The statement by President Ramotar that he will not assent to legislation without input from the Executive is derecognizing Parliament when the House performs its function as Parliament. When the National Assembly passes a law it is not the opposition that does so, it is Parliament. One would have hoped that after so long in Parliament, Mr. Ramotar would understand how the Constitution works.
There is no legal concept in Guyana that goes by the name of an opposition GECOM Commissioner. There are six GECOM Commissioners. That is what they are – GECOM Commissioners. When PNC leader Robert Corbin sought to remove Mr. Vincent Alexander as a GECOM Commissioner he could not do so, because Alexander was not a PNC Commissioner that could be recalled by the PNC. Only Parliament could remove a GECOM Commissioner.

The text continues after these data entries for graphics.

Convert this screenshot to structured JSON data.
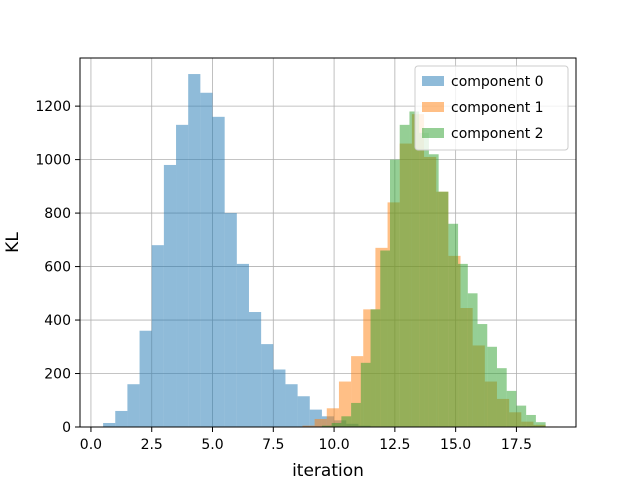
{
  "chart_data": {
    "type": "histogram",
    "xlabel": "iteration",
    "ylabel": "KL",
    "xlim": [
      -0.45,
      19.95
    ],
    "ylim": [
      0,
      1380
    ],
    "x_ticks": [
      0.0,
      2.5,
      5.0,
      7.5,
      10.0,
      12.5,
      15.0,
      17.5
    ],
    "x_tick_labels": [
      "0.0",
      "2.5",
      "5.0",
      "7.5",
      "10.0",
      "12.5",
      "15.0",
      "17.5"
    ],
    "y_ticks": [
      0,
      200,
      400,
      600,
      800,
      1000,
      1200
    ],
    "y_tick_labels": [
      "0",
      "200",
      "400",
      "600",
      "800",
      "1000",
      "1200"
    ],
    "grid": true,
    "legend_position": "top-right",
    "series": [
      {
        "name": "component 0",
        "color": "#1f77b4",
        "bins": [
          {
            "x0": 0.5,
            "x1": 1.0,
            "value": 15
          },
          {
            "x0": 1.0,
            "x1": 1.5,
            "value": 60
          },
          {
            "x0": 1.5,
            "x1": 2.0,
            "value": 160
          },
          {
            "x0": 2.0,
            "x1": 2.5,
            "value": 360
          },
          {
            "x0": 2.5,
            "x1": 3.0,
            "value": 680
          },
          {
            "x0": 3.0,
            "x1": 3.5,
            "value": 980
          },
          {
            "x0": 3.5,
            "x1": 4.0,
            "value": 1130
          },
          {
            "x0": 4.0,
            "x1": 4.5,
            "value": 1320
          },
          {
            "x0": 4.5,
            "x1": 5.0,
            "value": 1250
          },
          {
            "x0": 5.0,
            "x1": 5.5,
            "value": 1160
          },
          {
            "x0": 5.5,
            "x1": 6.0,
            "value": 800
          },
          {
            "x0": 6.0,
            "x1": 6.5,
            "value": 610
          },
          {
            "x0": 6.5,
            "x1": 7.0,
            "value": 430
          },
          {
            "x0": 7.0,
            "x1": 7.5,
            "value": 310
          },
          {
            "x0": 7.5,
            "x1": 8.0,
            "value": 215
          },
          {
            "x0": 8.0,
            "x1": 8.5,
            "value": 160
          },
          {
            "x0": 8.5,
            "x1": 9.0,
            "value": 115
          },
          {
            "x0": 9.0,
            "x1": 9.5,
            "value": 65
          },
          {
            "x0": 9.5,
            "x1": 10.0,
            "value": 40
          },
          {
            "x0": 10.0,
            "x1": 10.5,
            "value": 25
          },
          {
            "x0": 10.5,
            "x1": 11.0,
            "value": 12
          },
          {
            "x0": 11.0,
            "x1": 11.5,
            "value": 5
          }
        ]
      },
      {
        "name": "component 1",
        "color": "#ff7f0e",
        "bins": [
          {
            "x0": 8.7,
            "x1": 9.2,
            "value": 5
          },
          {
            "x0": 9.2,
            "x1": 9.7,
            "value": 30
          },
          {
            "x0": 9.7,
            "x1": 10.2,
            "value": 70
          },
          {
            "x0": 10.2,
            "x1": 10.7,
            "value": 170
          },
          {
            "x0": 10.7,
            "x1": 11.2,
            "value": 265
          },
          {
            "x0": 11.2,
            "x1": 11.7,
            "value": 440
          },
          {
            "x0": 11.7,
            "x1": 12.2,
            "value": 670
          },
          {
            "x0": 12.2,
            "x1": 12.7,
            "value": 840
          },
          {
            "x0": 12.7,
            "x1": 13.2,
            "value": 1060
          },
          {
            "x0": 13.2,
            "x1": 13.7,
            "value": 1170
          },
          {
            "x0": 13.7,
            "x1": 14.2,
            "value": 1010
          },
          {
            "x0": 14.2,
            "x1": 14.7,
            "value": 880
          },
          {
            "x0": 14.7,
            "x1": 15.2,
            "value": 640
          },
          {
            "x0": 15.2,
            "x1": 15.7,
            "value": 445
          },
          {
            "x0": 15.7,
            "x1": 16.2,
            "value": 305
          },
          {
            "x0": 16.2,
            "x1": 16.7,
            "value": 170
          },
          {
            "x0": 16.7,
            "x1": 17.2,
            "value": 105
          },
          {
            "x0": 17.2,
            "x1": 17.7,
            "value": 55
          },
          {
            "x0": 17.7,
            "x1": 18.2,
            "value": 20
          },
          {
            "x0": 18.2,
            "x1": 18.7,
            "value": 8
          },
          {
            "x0": 18.7,
            "x1": 19.2,
            "value": 2
          }
        ]
      },
      {
        "name": "component 2",
        "color": "#2ca02c",
        "bins": [
          {
            "x0": 9.5,
            "x1": 9.9,
            "value": 5
          },
          {
            "x0": 9.9,
            "x1": 10.3,
            "value": 15
          },
          {
            "x0": 10.3,
            "x1": 10.7,
            "value": 40
          },
          {
            "x0": 10.7,
            "x1": 11.1,
            "value": 90
          },
          {
            "x0": 11.1,
            "x1": 11.5,
            "value": 240
          },
          {
            "x0": 11.5,
            "x1": 11.9,
            "value": 440
          },
          {
            "x0": 11.9,
            "x1": 12.3,
            "value": 660
          },
          {
            "x0": 12.3,
            "x1": 12.7,
            "value": 1000
          },
          {
            "x0": 12.7,
            "x1": 13.1,
            "value": 1130
          },
          {
            "x0": 13.1,
            "x1": 13.5,
            "value": 1180
          },
          {
            "x0": 13.5,
            "x1": 13.9,
            "value": 1100
          },
          {
            "x0": 13.9,
            "x1": 14.3,
            "value": 1020
          },
          {
            "x0": 14.3,
            "x1": 14.7,
            "value": 880
          },
          {
            "x0": 14.7,
            "x1": 15.1,
            "value": 760
          },
          {
            "x0": 15.1,
            "x1": 15.5,
            "value": 610
          },
          {
            "x0": 15.5,
            "x1": 15.9,
            "value": 500
          },
          {
            "x0": 15.9,
            "x1": 16.3,
            "value": 385
          },
          {
            "x0": 16.3,
            "x1": 16.7,
            "value": 300
          },
          {
            "x0": 16.7,
            "x1": 17.1,
            "value": 220
          },
          {
            "x0": 17.1,
            "x1": 17.5,
            "value": 135
          },
          {
            "x0": 17.5,
            "x1": 17.9,
            "value": 80
          },
          {
            "x0": 17.9,
            "x1": 18.3,
            "value": 45
          },
          {
            "x0": 18.3,
            "x1": 18.7,
            "value": 18
          }
        ]
      }
    ]
  },
  "style": {
    "bar_opacity": 0.5,
    "grid_color": "#b0b0b0",
    "legend_border": "#cccccc"
  }
}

There aren’t words to describe President Ramotar’s understanding of the separation of powers. The President is saying that the Executive must have an input in laws passed by Parliament. If the Executive cannot do so then the Executive will not approve of the documents Parliament legislated upon. There is no law or constitutional article that allows that to happen.
When Parliament approves a Bill it does not have to seek the input of the Executive. For the purpose of practical politics, it can do so, but it does not have to. The Executive cannot go on not assenting to Bills on the basis of lack of Executive input. It can reject Bills based on their contents, not on lack of Executive participation. Nowhere in the world does this happen.

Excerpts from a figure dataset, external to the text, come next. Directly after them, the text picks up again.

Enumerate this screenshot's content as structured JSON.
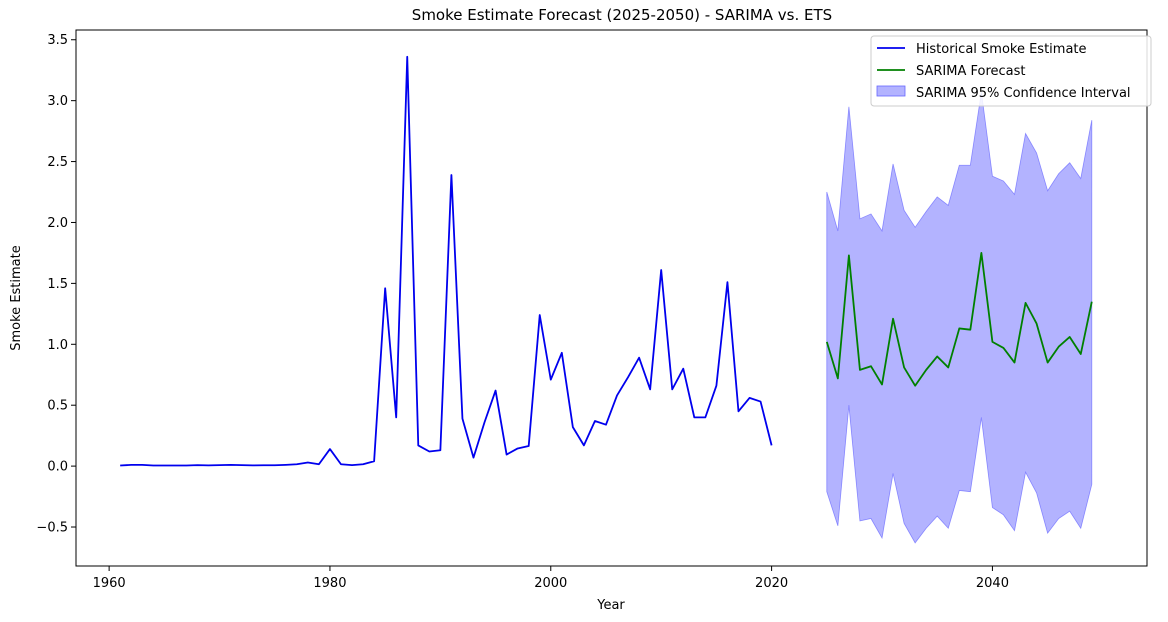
{
  "chart_data": {
    "type": "line",
    "title": "Smoke Estimate Forecast (2025-2050) - SARIMA vs. ETS",
    "xlabel": "Year",
    "ylabel": "Smoke Estimate",
    "xlim": [
      1957,
      2054
    ],
    "ylim": [
      -0.82,
      3.58
    ],
    "xticks": [
      1960,
      1980,
      2000,
      2020,
      2040
    ],
    "xtick_labels": [
      "1960",
      "1980",
      "2000",
      "2020",
      "2040"
    ],
    "yticks": [
      -0.5,
      0.0,
      0.5,
      1.0,
      1.5,
      2.0,
      2.5,
      3.0,
      3.5
    ],
    "ytick_labels": [
      "−0.5",
      "0.0",
      "0.5",
      "1.0",
      "1.5",
      "2.0",
      "2.5",
      "3.0",
      "3.5"
    ],
    "grid": false,
    "legend_position": "top-right",
    "colors": {
      "historical": "#0000ee",
      "forecast": "#008000",
      "ci_fill": "#8080ff",
      "ci_edge": "#6666ff"
    },
    "series": [
      {
        "name": "Historical Smoke Estimate",
        "kind": "line",
        "color": "#0000ee",
        "x": [
          1961,
          1962,
          1963,
          1964,
          1965,
          1966,
          1967,
          1968,
          1969,
          1970,
          1971,
          1972,
          1973,
          1974,
          1975,
          1976,
          1977,
          1978,
          1979,
          1980,
          1981,
          1982,
          1983,
          1984,
          1985,
          1986,
          1987,
          1988,
          1989,
          1990,
          1991,
          1992,
          1993,
          1994,
          1995,
          1996,
          1997,
          1998,
          1999,
          2000,
          2001,
          2002,
          2003,
          2004,
          2005,
          2006,
          2007,
          2008,
          2009,
          2010,
          2011,
          2012,
          2013,
          2014,
          2015,
          2016,
          2017,
          2018,
          2019,
          2020
        ],
        "y": [
          0.005,
          0.01,
          0.01,
          0.005,
          0.005,
          0.005,
          0.005,
          0.008,
          0.006,
          0.008,
          0.01,
          0.008,
          0.006,
          0.007,
          0.007,
          0.01,
          0.015,
          0.03,
          0.015,
          0.14,
          0.015,
          0.008,
          0.015,
          0.04,
          1.46,
          0.4,
          3.36,
          0.17,
          0.12,
          0.13,
          2.39,
          0.39,
          0.07,
          0.36,
          0.62,
          0.095,
          0.145,
          0.165,
          1.24,
          0.71,
          0.93,
          0.32,
          0.17,
          0.37,
          0.34,
          0.58,
          0.73,
          0.89,
          0.63,
          1.61,
          0.63,
          0.8,
          0.4,
          0.4,
          0.66,
          1.51,
          0.45,
          0.56,
          0.53,
          0.17
        ]
      },
      {
        "name": "SARIMA Forecast",
        "kind": "line",
        "color": "#008000",
        "x": [
          2025,
          2026,
          2027,
          2028,
          2029,
          2030,
          2031,
          2032,
          2033,
          2034,
          2035,
          2036,
          2037,
          2038,
          2039,
          2040,
          2041,
          2042,
          2043,
          2044,
          2045,
          2046,
          2047,
          2048,
          2049
        ],
        "y": [
          1.02,
          0.72,
          1.73,
          0.79,
          0.82,
          0.67,
          1.21,
          0.81,
          0.66,
          0.79,
          0.9,
          0.81,
          1.13,
          1.12,
          1.75,
          1.02,
          0.97,
          0.85,
          1.34,
          1.17,
          0.85,
          0.98,
          1.06,
          0.92,
          1.35
        ]
      },
      {
        "name": "SARIMA 95% Confidence Interval",
        "kind": "band",
        "color": "#8080ff",
        "x": [
          2025,
          2026,
          2027,
          2028,
          2029,
          2030,
          2031,
          2032,
          2033,
          2034,
          2035,
          2036,
          2037,
          2038,
          2039,
          2040,
          2041,
          2042,
          2043,
          2044,
          2045,
          2046,
          2047,
          2048,
          2049
        ],
        "lower": [
          -0.21,
          -0.49,
          0.5,
          -0.45,
          -0.43,
          -0.59,
          -0.06,
          -0.47,
          -0.63,
          -0.51,
          -0.41,
          -0.51,
          -0.2,
          -0.21,
          0.4,
          -0.34,
          -0.4,
          -0.53,
          -0.05,
          -0.22,
          -0.55,
          -0.43,
          -0.37,
          -0.51,
          -0.15
        ],
        "upper": [
          2.25,
          1.93,
          2.95,
          2.03,
          2.07,
          1.93,
          2.48,
          2.1,
          1.96,
          2.09,
          2.21,
          2.14,
          2.47,
          2.47,
          3.07,
          2.38,
          2.34,
          2.23,
          2.73,
          2.57,
          2.26,
          2.4,
          2.49,
          2.36,
          2.84
        ]
      }
    ]
  }
}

What the President doesn’t understand is that the power of the Executive and Parliament are derived from the will of the people in an election. The will of the population gives the Executive the power to govern. The very will gives the Parliament the authority to draft and pass laws. This is the priceless separation of powers that John Locke adumbrated and is so pronounced in the constitutions of India and the USA
Why should any citizen recognize the jurisdiction of President Ramotar? If you ask a schoolchild he/she will tell you that Mr. Donald Ramotar was elected as President of Guyana. By the identical process, Guyana’s 10th Parliament was shaped by the votes of the electorate. If there is a concept of the opposition in Parliament which Mr. Ramotar alluded to when he said he will not assent to Bills passed by the opposition, then there has to be a concept of the PPP inside the presidency.
If the Executive cannot accept a majority opposition in Parliament that is legally elected, then why should that opposition accept a PPP-led Executive?
The essential weakness of the governmental leaders since the 2011 elections is they are claiming legal legitimacy for the basis of their power, but denying the very legal validity to an elected Parliament. This has serious and dangerous implications for the stability of the country, especially State employees and the security forces.
Why should State employees and the public sector realm recognize the legitimacy of the Executive only and not that of the supreme organ of the land, Parliament? And if the Executive branch denies the legal basis of Parliament’s right to make legislation, where does that leave State employees whose duty is to uphold the legal documents of the land, the most important of which is the Constitution?